Hurdle two- the temptation to go for the ‘better option’. By this point I had told myself that I was not going to leave the shop without butter, whether it took my two minutes or two hours. My eyes kept drifting to the ‘lighter’ options, which regardless of their additional ‘salted’ labelling, I was going to take it. Placing it in my trolley, I glanced back at the full fat unsalted block and shook my head. I grabbed the ‘lighter’ product and placed it back on the shelf, replacing the space in my trolley with the full fat unsalted package, swiftly marching away from the area.
Hurdle three- doubt. As soon as I made it to the end of the aisle, I halted. Like a crazed woman I made an instant U-turn back to the butter display cabinet, removed the product from my trolley and placed it back on the shelf. I allowed the mental battle to play itself out in my head, grabbed it again, put it back in my trolley and walked off.
Eventually I managed to purchase the full fat unsalted package of butter, but as you have just read, the process was long, challenging and exhausting. But I did it!
The actual baking activity itself was also demanding, but I found it pleasurable. I don’t know if it was the wonderfully refreshing scent of the lemon, or the pride in knowing that I was defying everything my illness wanted me to experience, but I was enjoying myself. Chatting to my Gran as I coated the oats with the melted concoction of butter sugar and lemon curd, I was reminded of those precious childhood memories and felt comforted. Placing the tray in the oven I was content in the knowledge that I had followed the recipe to a T. Not a substitute in sight or a gram missed. I felt like it was mission accomplished, but I knew that the hard part was going to be consuming a piece.

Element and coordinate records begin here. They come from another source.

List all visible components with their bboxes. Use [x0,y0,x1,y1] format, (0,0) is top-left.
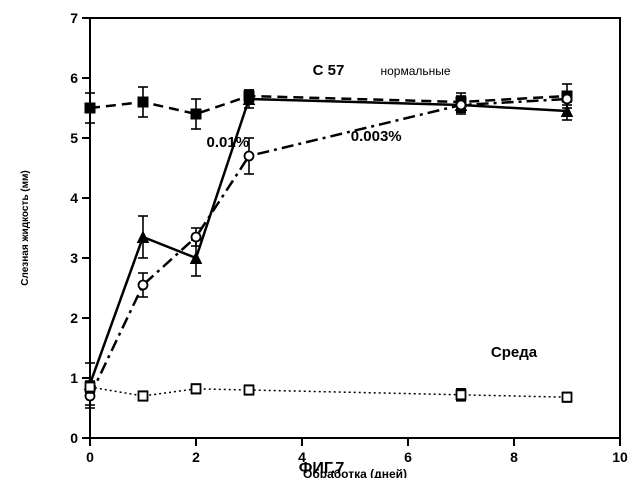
y-tick-label: 3 [70,250,78,266]
figure-caption: ФИГ.7 [0,460,643,478]
series-line-pct_001 [90,99,567,384]
marker-square-open [86,383,95,392]
marker-square-open [563,393,572,402]
y-tick-label: 6 [70,70,78,86]
series-label-vehicle: Среда [491,344,538,361]
marker-triangle-filled [191,253,202,264]
series-label-pct_001: 0.01% [207,134,250,151]
chart-wrapper: 012345670246810Обработка (дней)Слезная ж… [0,0,643,500]
marker-circle-open [192,233,201,242]
marker-square-open [245,386,254,395]
y-tick-label: 7 [70,10,78,26]
y-tick-label: 1 [70,370,78,386]
marker-circle-open [139,281,148,290]
series-line-vehicle [90,387,567,397]
series-label-pct_0003: 0.003% [351,128,402,145]
chart-svg: 012345670246810Обработка (дней)Слезная ж… [0,0,643,478]
marker-circle-open [563,95,572,104]
series-label-suffix-c57_normal: нормальные [381,64,451,78]
marker-square-filled [85,103,95,113]
marker-square-open [457,390,466,399]
marker-square-open [139,392,148,401]
marker-circle-open [457,101,466,110]
marker-square-filled [191,109,201,119]
marker-triangle-filled [138,232,149,243]
y-tick-label: 5 [70,130,78,146]
y-axis-label: Слезная жидкость (мм) [20,170,31,285]
y-tick-label: 4 [70,190,78,206]
marker-circle-open [245,152,254,161]
marker-square-filled [138,97,148,107]
y-tick-label: 2 [70,310,78,326]
plot-border [90,18,620,438]
series-line-c57_normal [90,96,567,114]
marker-square-open [192,384,201,393]
y-tick-label: 0 [70,430,78,446]
series-label-c57_normal: C 57 [313,62,345,79]
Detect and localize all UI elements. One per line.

So far I had disobeyed the needs of my Anorexia by firstly acknowledging that I wanted to bake, secondly choosing the lemon drizzle flapjack recipe, thirdly shopping for the ingredients, and then actually baking the product itself. I had taken responsibility for my desires and actions, and up to this point, handled a manageable level of distress. But I was not quite sure how I was going to react mentally to eating the product, or if I would even get as far as getting it on a plate in front of me.
It was snack time. The flapjack had cooled and was drizzled with its citrusy icing. I made Gran and I a cup of tea, accompanied with a slice of the freshly baked produce. My initial reaction was to break it up, but I managed to overcome the need to cave into this behaviour, as I knew exactly why I wanted to do it. I took a bite, and it was absolutely delicious. I am smiling even now as I write this because it was at that point when I finally realised that now it was mission accomplished. I was well aware of what had gone into this product, and yet I still found the strength to not only eat it, but also acknowledge that I enjoyed it. I think it is important to add here that making and consuming the flapjack did not prompt me to engage in any other behaviours, particularly restriction. In fact, I even made a completely new recipe for my evening meal, which challenged even more of these stubborn rules in my head!
Now, today has been one of those exceptionally good days, and who knows what tomorrows mindset will bring. But I wanted to document this experience to prove to myself that these good days do happen, and when the do, they make the fight incredibly worthwhile. I may not have pushed the boundaries in terms of my culinary skill, but in terms of my self-belief, the bar appears to have been raised up a notch.